Beim Bayerischen Landesamt für Gesundheit und Lebensmittelsicherheit (LGL) wurde die Farbstoffuntersuchung auf Sumach ausgedehnt. Es handelt sich dabei um die rotbraun bis violett gefärbten, zerkleinerten Früchte des Essigbaumes, die in der türkischen Küche als Fleischgewürz eingesetzt werden.

In zwei Gewürzzubereitungen mit Chilli und in vier Sumachproben waren jeweils zwei Farbstoffe (Sudan 1 und Sudan 4) nachweisbar.

Außerdem ergab die Untersuchung, dass in vier Paprikaproben und in zwei Saucen Bixinfarbstoffe vorhanden waren. Es handelt sich dabei um einen Farbstoff, der nur für bestimmte Lebensmittel, nicht aber für Gewürze und Soßen zugelassen ist.

Bei positiven Befunden zu den Farbstoffen Sudan 1–4 wird entsprechend der EU-Entscheidung eine Meldung über das Europäische Schnellwarnsystem erstellt, die betroffene Produktcharge aus dem Verkehr genommen und vernichtet.

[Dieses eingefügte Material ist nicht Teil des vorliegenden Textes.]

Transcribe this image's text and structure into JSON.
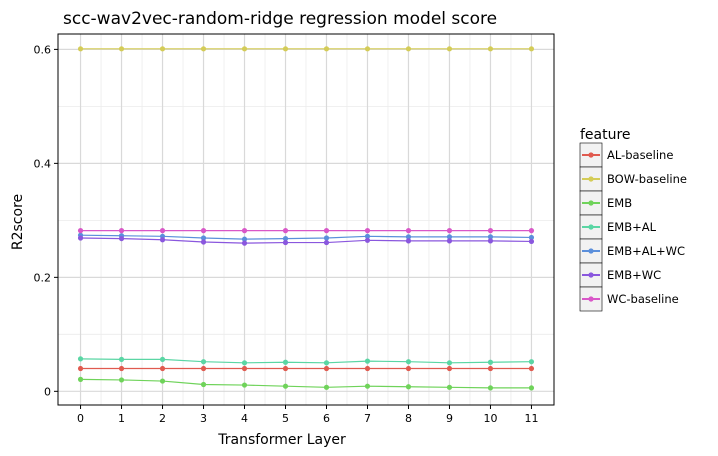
{
  "chart_data": {
    "type": "line",
    "title": "scc-wav2vec-random-ridge regression model score",
    "xlabel": "Transformer Layer",
    "ylabel": "R2score",
    "x": [
      0,
      1,
      2,
      3,
      4,
      5,
      6,
      7,
      8,
      9,
      10,
      11
    ],
    "x_tick_labels": [
      "0",
      "1",
      "2",
      "3",
      "4",
      "5",
      "6",
      "7",
      "8",
      "9",
      "10",
      "11"
    ],
    "y_ticks": [
      0,
      0.2,
      0.4,
      0.6
    ],
    "y_tick_labels": [
      "0",
      "0.2",
      "0.4",
      "0.6"
    ],
    "xlim": [
      -0.55,
      11.55
    ],
    "ylim": [
      -0.024,
      0.627
    ],
    "grid": true,
    "legend_title": "feature",
    "legend_position": "right",
    "series": [
      {
        "name": "AL-baseline",
        "color": "#e05a4f",
        "values": [
          0.04,
          0.04,
          0.04,
          0.04,
          0.04,
          0.04,
          0.04,
          0.04,
          0.04,
          0.04,
          0.04,
          0.04
        ]
      },
      {
        "name": "BOW-baseline",
        "color": "#d4cc57",
        "values": [
          0.601,
          0.601,
          0.601,
          0.601,
          0.601,
          0.601,
          0.601,
          0.601,
          0.601,
          0.601,
          0.601,
          0.601
        ]
      },
      {
        "name": "EMB",
        "color": "#6fd35a",
        "values": [
          0.021,
          0.02,
          0.018,
          0.012,
          0.011,
          0.009,
          0.007,
          0.009,
          0.008,
          0.007,
          0.006,
          0.006
        ]
      },
      {
        "name": "EMB+AL",
        "color": "#5ad6a4",
        "values": [
          0.057,
          0.056,
          0.056,
          0.052,
          0.05,
          0.051,
          0.05,
          0.053,
          0.052,
          0.05,
          0.051,
          0.052
        ]
      },
      {
        "name": "EMB+AL+WC",
        "color": "#5b8fdb",
        "values": [
          0.274,
          0.273,
          0.272,
          0.269,
          0.267,
          0.268,
          0.269,
          0.272,
          0.271,
          0.271,
          0.271,
          0.27
        ]
      },
      {
        "name": "EMB+WC",
        "color": "#8a57de",
        "values": [
          0.269,
          0.268,
          0.266,
          0.262,
          0.26,
          0.261,
          0.261,
          0.265,
          0.264,
          0.264,
          0.264,
          0.263
        ]
      },
      {
        "name": "WC-baseline",
        "color": "#d957c8",
        "values": [
          0.282,
          0.282,
          0.282,
          0.282,
          0.282,
          0.282,
          0.282,
          0.282,
          0.282,
          0.282,
          0.282,
          0.282
        ]
      }
    ]
  }
}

Wie ist die gesundheitliche Beurteilung?

Gelegentlicher Verzehr von Lebensmitteln, die mit Sudan 1 belastetet sind, führt nach heutigem Kenntnisstand höchstwahrscheinlich nicht zu einer gesundheitlichen Gefährdung des Menschen. Über die Folgen regelmäßigen und länger dauernden Verzehrs belasteter Lebensmittel liegen für den Menschen derzeit keine Erkenntnisse vor.